Most of what we believe is grounded in mental tools that rapidly and intuitively generate beliefs about our environment.


Using experimental results in the relatively new field of cognitive psychology of religion, Justin Barrett argues convincingly that children are not uniformly gullible, but rather are biased towards religious belief. Influential figures like Richard Dawkins can give the impression that belief in God arises from a general childhood gullibility and indoctrination. Barrett, Why Would Anyone Believe in God? (AltaMira Press, 2004) Articles, Briefing Sheets & Book Reviews.This book will become a classic for religious studies, and should be read by anthropologists, theologians, and scientists, as well as all those puzzled by the force of religion. That it is natural does not imply that it is true, for the mental tools were elaborated through natural and cultural selection to help humans survive, not to find truth. Belief is intuitively satisfying because it depends on mental tools possessed by all human beings. In a beautifully argued presentation, Justin Barrett brings together diverse material from cognitive psychology to show that belief in God is natural. Pascal Boyer, Washington University in St. This should provide a much-needed guide for students and scholars of religion as well as a roadmap for future developments in the field.

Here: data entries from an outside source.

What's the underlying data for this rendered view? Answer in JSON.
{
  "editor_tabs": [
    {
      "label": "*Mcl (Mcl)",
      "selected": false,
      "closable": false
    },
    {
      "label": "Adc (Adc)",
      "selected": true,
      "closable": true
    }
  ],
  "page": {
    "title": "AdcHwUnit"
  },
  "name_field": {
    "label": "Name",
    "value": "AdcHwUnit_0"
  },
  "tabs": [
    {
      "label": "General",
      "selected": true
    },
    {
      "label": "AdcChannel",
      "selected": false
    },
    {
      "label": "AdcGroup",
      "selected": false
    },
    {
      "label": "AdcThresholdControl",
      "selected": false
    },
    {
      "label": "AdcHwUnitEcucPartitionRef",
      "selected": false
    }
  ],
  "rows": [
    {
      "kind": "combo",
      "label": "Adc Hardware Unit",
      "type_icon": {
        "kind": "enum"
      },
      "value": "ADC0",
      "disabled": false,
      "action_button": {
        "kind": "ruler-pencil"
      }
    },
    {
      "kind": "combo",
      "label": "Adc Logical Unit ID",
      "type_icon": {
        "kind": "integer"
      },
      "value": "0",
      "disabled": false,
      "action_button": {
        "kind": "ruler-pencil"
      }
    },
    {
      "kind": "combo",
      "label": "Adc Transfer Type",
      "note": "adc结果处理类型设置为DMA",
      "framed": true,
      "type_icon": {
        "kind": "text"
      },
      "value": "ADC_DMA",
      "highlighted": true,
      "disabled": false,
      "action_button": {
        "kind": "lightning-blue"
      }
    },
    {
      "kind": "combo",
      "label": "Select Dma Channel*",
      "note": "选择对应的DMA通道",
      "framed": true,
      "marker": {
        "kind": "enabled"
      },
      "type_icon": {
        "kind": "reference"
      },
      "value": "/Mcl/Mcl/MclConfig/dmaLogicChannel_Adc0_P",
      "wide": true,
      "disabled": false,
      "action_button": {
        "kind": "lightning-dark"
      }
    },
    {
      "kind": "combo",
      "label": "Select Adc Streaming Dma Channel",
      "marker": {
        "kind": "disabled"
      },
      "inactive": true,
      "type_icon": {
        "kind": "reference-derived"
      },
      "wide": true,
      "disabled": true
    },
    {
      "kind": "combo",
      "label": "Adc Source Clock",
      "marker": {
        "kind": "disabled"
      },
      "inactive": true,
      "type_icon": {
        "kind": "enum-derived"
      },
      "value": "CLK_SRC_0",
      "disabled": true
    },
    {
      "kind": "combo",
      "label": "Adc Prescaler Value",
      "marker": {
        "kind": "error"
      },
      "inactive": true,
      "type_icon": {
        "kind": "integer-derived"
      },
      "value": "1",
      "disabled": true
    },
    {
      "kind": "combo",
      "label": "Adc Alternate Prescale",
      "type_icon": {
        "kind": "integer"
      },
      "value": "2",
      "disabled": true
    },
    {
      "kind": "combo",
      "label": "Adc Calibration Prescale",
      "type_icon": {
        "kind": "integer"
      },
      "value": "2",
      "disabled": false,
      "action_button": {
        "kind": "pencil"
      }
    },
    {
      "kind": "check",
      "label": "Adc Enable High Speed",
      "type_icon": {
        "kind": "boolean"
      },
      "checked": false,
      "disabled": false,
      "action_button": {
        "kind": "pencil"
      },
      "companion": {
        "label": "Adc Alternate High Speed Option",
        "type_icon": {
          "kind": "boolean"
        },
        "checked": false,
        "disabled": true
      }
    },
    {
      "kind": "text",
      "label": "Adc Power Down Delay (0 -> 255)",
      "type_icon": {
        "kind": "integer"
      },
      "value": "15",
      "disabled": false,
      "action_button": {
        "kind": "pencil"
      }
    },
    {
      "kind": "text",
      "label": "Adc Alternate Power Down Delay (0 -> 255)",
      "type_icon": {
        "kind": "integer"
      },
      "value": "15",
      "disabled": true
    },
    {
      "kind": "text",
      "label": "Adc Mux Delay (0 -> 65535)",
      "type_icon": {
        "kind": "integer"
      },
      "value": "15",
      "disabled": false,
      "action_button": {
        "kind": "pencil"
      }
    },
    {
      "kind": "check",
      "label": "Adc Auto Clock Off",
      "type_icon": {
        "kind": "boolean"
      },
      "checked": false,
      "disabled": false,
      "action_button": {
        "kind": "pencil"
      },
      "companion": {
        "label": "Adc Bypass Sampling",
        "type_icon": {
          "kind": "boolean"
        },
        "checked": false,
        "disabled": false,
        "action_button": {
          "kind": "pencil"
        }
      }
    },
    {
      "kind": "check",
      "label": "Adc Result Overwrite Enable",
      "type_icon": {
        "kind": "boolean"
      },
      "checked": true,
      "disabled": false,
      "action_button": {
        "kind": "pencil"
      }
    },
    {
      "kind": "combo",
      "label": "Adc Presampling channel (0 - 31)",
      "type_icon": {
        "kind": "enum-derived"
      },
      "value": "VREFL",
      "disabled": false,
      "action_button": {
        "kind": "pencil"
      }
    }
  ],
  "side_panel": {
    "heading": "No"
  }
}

Barrett marries exceptional conceptual rigour with an easy, accessible style. It's the sort of book that shakes up the field all philosophers and psychologists of religion will have to take account of it.Ī brilliant and challenging presentation of the cognitive study of religion, by a psychologist who practically invented the field. His theory is innovative, compelling, and provocative at many points, not least in its conclusion that theism, not atheism, is our natural condition. Barrett's discussion challenges every explanation I know of, doing so on the basis of fascinating and innovative empirical studies, and acute philosophical analysis. For millennia, philosophers and others have offered explanations of religious belief.